Parece aceptable, entre quienes supuestamente pensamos de manera semejante respecto a que es necesario conseguir/perseguir una sociedad más justa, más igualitaria, más democrática y más solidaria que la democracia participativa es la solución o, al menos, el camino para alcanzar ese estado idílico que ambicionamos.
El problema es que para justificar dicho posicionamiento simplificamos algunas cuestiones, obviamos otras y, con frecuencia, alteramos o directamente manipulamos, en beneficio de nuestra tesis, conceptos como “ciudadanía”, “proceso constituyente”, “convergencia”, “mayoría progresista”, etc. Y, lo que es peor, si alguien nos lo hace ver lo tachamos sin dilación de conservador, continuista, liberal o cosas peores. Aunque luego profundizaremos brevemente en ello, está forma de actuar corresponde a sociedades e individuos inmaduros y escasamente formados para vivir en democracia.
Un punto de vista interesante sobre el trasfondo de este asunto nos lo ofrece Anthony Downs en su libro Una teoría económica de la democracia, donde mantiene que la racionalidad de todo votante (producto de la democracia representativa que por imperativo legal nos vemos obligados a acatar pero que a la vez seguimos admitiendo como válida en un curioso juego, por nuestra parte –admitámoslo-, poco serio) le debería llevar a no votar. ¿Por qué? Pues porque carece de información suficiente, real y profunda de la opción política escogida. Porque su estado de ánimo, sus corazonadas, su individualismo y los dirigidos mensajes de los medios de comunicación no son los mejores consejeros. Porque en la mayoría de países un mismo conjunto de votos da lugar a resultados distintos, etc., etc.
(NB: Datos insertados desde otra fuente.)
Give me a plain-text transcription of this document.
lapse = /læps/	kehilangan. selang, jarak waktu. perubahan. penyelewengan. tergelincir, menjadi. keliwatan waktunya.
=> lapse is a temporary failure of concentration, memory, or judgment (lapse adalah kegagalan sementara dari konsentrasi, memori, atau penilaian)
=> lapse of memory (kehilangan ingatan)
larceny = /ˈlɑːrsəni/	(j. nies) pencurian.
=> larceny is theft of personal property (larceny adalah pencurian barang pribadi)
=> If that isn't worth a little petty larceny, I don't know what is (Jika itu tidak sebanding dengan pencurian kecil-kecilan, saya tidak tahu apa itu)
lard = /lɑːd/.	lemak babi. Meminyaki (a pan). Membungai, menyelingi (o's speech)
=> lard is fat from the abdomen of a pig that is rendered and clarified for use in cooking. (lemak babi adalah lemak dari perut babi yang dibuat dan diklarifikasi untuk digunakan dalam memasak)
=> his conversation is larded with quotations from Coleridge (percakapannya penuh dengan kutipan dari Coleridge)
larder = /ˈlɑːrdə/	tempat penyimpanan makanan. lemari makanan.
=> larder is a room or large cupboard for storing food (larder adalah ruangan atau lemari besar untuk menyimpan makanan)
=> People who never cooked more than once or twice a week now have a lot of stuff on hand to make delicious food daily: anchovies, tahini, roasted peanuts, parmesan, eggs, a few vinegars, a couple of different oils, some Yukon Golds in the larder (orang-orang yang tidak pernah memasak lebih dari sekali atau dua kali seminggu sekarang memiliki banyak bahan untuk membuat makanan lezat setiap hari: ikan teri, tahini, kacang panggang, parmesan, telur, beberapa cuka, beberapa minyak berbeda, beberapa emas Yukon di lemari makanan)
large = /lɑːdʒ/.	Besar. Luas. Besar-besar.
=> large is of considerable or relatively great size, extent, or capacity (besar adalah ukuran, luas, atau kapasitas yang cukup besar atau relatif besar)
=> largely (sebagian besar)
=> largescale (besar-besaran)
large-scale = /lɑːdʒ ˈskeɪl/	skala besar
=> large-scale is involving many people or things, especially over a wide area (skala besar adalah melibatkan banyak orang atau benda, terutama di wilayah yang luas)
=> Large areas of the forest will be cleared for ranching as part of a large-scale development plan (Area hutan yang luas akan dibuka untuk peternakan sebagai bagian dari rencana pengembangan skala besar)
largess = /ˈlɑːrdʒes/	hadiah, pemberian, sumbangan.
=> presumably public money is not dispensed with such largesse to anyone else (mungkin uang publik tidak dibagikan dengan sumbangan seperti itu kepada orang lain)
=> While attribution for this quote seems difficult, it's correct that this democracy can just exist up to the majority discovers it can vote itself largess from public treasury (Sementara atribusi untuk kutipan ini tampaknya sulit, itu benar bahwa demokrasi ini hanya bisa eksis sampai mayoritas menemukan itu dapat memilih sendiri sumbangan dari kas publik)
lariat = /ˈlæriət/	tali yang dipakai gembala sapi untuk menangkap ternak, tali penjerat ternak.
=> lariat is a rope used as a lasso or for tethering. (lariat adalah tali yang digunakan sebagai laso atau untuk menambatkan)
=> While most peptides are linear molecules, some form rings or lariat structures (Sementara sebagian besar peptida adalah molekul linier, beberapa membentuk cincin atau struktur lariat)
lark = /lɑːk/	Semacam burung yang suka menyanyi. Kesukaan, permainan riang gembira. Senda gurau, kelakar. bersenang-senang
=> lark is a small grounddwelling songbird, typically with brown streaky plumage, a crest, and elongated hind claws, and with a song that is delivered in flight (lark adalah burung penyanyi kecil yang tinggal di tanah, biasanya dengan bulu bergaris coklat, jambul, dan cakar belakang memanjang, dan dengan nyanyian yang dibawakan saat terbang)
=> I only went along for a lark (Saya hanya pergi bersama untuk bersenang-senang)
Cuando escuchamos y leemos a buena parte de “los nuestros” opinar sobre el asunto en el fondo lo que estamos dirimiendo es la legitimación para actuar de un modo pragmático en el intento de transformar la realidad o no. Algo así como que si mantenemos nuestros principios hasta sus últimas consecuencias (de radicalidad democrática, a saber, cambio del modelo productivo, económico, social y político; listas abiertas; paridad; separación de poderes real y efectiva, transparencia, etc.) no conseguiremos entrar de manera influyente en las instituciones y nuestro esfuerzo colectivo no servirá para cambiar las estructuras de poder.
Comparto la idea inicial del peculiar Antonio García Trevijano, que coincide con lo que pretendo focalizar, sobre que lo que necesitamos es un gobierno representativo de la sociedad, no de los partidos. No voy a sumarme al juicio sumarísimo sobre los nuevos partidos, sus líderes y sus procederes; por cierto, tan cercanos a los antiguos partidos, sus líderes y sus procederes (¡anda!, pues sí que he hecho un juicio). En definitiva, el planteamiento es tan sencillo como poner en primer lugar la participación en vez de la representación.
Ahora bien, lo que pocos se atreven a admitir (por cierto, aunque por otras razones de índole opuesta entre esos otros se encuentran, tristemente, los sectores más recalcitrantes, vetustos y extemporáneos de nuestro país) es que, para realmente promover un cambio de abajo a arriba; donde la ciudadanía tome un protagonismo activo, comprometido y basado en un proyecto social a medio y largo plazo necesitamos, unos, abandonar ese espacio de confort en que vivimos, otros, perder el miedo a salir de la burbuja del conformismo, casi todos, pelear por una educación libre, crítica, orientada a mejorar al ser humano y no a la economía, la mayoría de los que ya estamos en esto, desterrar de nuestras mentes las dinámicas tóxicas, el cainismo entre semejantes, los intereses de unos pocos y el cortoplacismo y, todos, cuidar y fortalecer esa plantita que parece que está empezando a crecer (obviamente no es la primera que ocurre en la Historia de la Humanidad pero siempre ha terminado por secarse) y que parece oler a conciencia social, ética individual y colectiva y compromiso . Si no, busquen la terraza más exclusiva de un hotel de cinco estrellas de su ciudad, a ser posible situada en la última planta y con buenas vistas, pidan un café y comiencen a leer la novela “El año que tampoco hicimos la revolución”. Si es posible termínenla antes del 20D.
Diego Rodríguez Villegas. Educador y miembro de EQUO.